L’EDITORIAL DE RAPHAËL LEGENDRE. Avec un déficit de 156,3 milliards d’euros en 2024, plus d’un tiers des dépenses de l’Etat (35,7%) est financé par la dette. Ce qui n’empêche pas l’Elysée de se féliciter de « la maîtrise des dépenses (…) ainsi qu’un niveau de recettes supérieur aux dernières prévisions ». Lunaire.
Si le déficit de l’Etat en 2024 est un peu moins grave que prévu (-6,4 milliards par rapport à la fin de la loi gestion), il reste à un niveau absolument stratosphérique de 156,3 milliards d’euros. Calculé non pas en points de PIB comme il est d’usage, mais en pourcentage comme tout déficit privé, le déficit de l’Etat atteint 35,7%.
Un niveau anormalement élevé, très inquiétant. Mais plus inquiétant encore est le discours parfaitement lunaire de la classe politique qui l’accompagne.

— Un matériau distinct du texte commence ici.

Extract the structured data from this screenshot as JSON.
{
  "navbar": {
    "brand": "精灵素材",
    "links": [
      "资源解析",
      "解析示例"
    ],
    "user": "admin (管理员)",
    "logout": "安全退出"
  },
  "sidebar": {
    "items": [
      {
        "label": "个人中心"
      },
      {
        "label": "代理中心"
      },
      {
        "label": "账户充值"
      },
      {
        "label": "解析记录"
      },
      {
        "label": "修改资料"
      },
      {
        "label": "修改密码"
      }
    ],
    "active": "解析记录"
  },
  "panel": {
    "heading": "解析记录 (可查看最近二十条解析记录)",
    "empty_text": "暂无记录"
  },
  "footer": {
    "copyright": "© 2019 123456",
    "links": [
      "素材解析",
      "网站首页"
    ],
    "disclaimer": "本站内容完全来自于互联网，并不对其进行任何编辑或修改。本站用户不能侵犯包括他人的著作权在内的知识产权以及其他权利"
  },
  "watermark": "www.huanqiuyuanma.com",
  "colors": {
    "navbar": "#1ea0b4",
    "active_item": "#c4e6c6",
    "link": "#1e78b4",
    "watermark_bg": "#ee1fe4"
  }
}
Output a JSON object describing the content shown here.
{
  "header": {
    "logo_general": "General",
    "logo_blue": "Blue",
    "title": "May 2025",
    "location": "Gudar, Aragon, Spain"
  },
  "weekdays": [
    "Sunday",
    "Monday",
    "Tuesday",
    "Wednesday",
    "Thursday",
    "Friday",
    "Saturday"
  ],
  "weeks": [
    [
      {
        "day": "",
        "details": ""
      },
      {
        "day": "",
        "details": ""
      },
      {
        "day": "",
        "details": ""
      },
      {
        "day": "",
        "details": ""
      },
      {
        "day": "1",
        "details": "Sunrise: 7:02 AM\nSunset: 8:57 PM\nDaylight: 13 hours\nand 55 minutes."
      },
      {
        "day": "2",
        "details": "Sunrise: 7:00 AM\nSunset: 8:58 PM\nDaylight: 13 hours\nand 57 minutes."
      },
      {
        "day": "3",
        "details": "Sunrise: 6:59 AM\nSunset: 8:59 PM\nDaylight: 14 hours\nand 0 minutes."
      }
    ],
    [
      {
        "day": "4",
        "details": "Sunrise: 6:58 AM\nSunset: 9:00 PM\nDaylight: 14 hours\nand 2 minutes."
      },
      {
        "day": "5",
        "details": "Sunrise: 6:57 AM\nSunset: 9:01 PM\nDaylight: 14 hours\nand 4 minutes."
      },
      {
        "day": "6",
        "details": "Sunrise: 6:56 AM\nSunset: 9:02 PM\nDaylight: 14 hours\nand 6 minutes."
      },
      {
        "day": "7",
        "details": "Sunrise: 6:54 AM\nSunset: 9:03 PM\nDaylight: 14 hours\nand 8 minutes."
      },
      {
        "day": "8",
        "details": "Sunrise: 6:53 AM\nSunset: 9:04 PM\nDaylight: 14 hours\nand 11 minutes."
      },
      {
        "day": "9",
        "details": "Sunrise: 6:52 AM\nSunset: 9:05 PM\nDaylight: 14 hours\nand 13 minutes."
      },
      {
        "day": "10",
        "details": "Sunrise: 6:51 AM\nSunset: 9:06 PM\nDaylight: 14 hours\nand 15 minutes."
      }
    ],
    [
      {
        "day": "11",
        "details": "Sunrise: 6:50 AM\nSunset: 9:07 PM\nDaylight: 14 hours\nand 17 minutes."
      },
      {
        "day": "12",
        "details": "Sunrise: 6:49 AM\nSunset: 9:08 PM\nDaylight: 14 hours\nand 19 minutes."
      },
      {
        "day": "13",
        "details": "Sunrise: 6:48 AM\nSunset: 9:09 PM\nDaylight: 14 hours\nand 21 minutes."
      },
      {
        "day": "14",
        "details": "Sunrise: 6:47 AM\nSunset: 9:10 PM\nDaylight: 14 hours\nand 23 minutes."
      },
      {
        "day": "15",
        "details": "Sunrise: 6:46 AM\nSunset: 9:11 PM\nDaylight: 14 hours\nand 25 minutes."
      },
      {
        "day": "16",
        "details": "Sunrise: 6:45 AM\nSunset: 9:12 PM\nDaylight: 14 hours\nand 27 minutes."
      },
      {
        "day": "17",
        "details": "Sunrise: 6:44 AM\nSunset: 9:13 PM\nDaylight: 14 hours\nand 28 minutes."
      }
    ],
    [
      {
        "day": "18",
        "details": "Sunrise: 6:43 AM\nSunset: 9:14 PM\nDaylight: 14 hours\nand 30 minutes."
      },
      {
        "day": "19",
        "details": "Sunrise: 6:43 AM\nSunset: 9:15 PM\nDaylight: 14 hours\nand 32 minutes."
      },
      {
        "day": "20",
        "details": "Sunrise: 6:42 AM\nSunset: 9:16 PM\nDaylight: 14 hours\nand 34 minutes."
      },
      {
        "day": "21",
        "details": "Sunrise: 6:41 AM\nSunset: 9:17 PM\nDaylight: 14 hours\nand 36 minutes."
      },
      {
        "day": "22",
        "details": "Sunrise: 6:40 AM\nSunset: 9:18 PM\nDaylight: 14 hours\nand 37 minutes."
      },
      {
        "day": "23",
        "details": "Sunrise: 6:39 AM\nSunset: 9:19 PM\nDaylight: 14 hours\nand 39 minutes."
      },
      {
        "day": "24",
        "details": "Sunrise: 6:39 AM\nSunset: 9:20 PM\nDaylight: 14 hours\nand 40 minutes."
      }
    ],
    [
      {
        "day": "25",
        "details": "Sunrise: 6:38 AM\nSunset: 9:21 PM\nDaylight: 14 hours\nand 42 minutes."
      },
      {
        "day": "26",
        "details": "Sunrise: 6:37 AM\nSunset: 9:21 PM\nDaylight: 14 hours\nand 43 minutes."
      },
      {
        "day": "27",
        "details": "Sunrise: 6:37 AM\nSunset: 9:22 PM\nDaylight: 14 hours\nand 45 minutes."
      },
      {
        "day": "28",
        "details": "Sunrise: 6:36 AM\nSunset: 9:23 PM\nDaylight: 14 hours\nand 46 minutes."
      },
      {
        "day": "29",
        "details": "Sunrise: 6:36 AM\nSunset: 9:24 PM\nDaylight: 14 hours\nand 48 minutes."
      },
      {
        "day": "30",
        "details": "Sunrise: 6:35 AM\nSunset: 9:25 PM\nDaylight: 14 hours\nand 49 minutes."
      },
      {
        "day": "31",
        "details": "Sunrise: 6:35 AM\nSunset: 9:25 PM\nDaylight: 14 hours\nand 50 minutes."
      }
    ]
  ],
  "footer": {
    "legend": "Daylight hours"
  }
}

Un écart de revenus de 42 milliards d’euros
C’est bien simple : tout le monde ment. A commencer par l’Elysée qui écrit dans le rapport du Conseil des ministres ce mercredi que “les résultats de l’exécution du budget 2024 témoignent de la maîtrise des dépenses de l’Etat ainsi que d’un niveau de recettes supérieur aux dernières prévisions”. Vous pourriez tomber de votre chaise.
Depuis la crise du Covid, on a maintenu un niveau keynésien de dépenses en stéroïdes et les recettes ont montré un écart de 42 milliards en 2024, après plus de 20 milliards en 2023, et on parle de « maîtrise des dépenses » et de recettes « supérieures aux prévisions ». ». C’est une blague.
Et malheureusement c’est comme ça partout sur les bancs de la classe politique. La France insoumise dénonce la pseudo-austérité alors que les prestations sociales ont augmenté de 100 milliards en quatre ans.
Au PS, le Graal politique serait de revenir à 62 ans pour les retraites, la plus grosse dépense du pays, alors que tous les pays européens repoussent l’âge de la retraite.
-Le bloc central est évidemment responsable de cette situation financière catastrophique que nous devrons payer pendant des années.
Et la droite n’est pas plus sérieuse avec un double discours coupable sur les finances publiques. D’un côté, elle prône le sérieux budgétaire, de l’autre, elle refuse que l’Assemblée vote une réforme des retraites que leurs sénateurs soutiennent depuis des années, elle refuse le gel des retraites, vante les chèques énergie, le gel des prix à la pompe qui coûte une fortune… Et l’extrême droite n’est pas plus cohérente en matière de finances publiques.
Insouciance généralisée
Et tout cela va continuer car, pour l’instant, aucune corde de rappel ne fonctionne. Ni l’Europe car nos voisins européens ont validé à l’unanimité cette semaine la nouvelle trajectoire dégradée de la France.
Ni les marchés. En effet, il y a deux jours, les marchés ont proposé 130 milliards d’euros pour la dernière adjudication du Trésor, qui n’en demandait que 10 milliards. Ni une opinion publique qui n’y comprend rien et qui, globalement, s’en fiche.
Preuve que la dérive va se poursuivre : le déficit de la Sécurité sociale devait être réduit de 18 à 16 milliards en 2025, a-t-on appris ce matin dans Les Echos qu’il sera probablement de 25 milliards en réalité. La mauvaise gestion continue. Tout le monde s’en fiche, mais tout cela finira par payer cher un jour.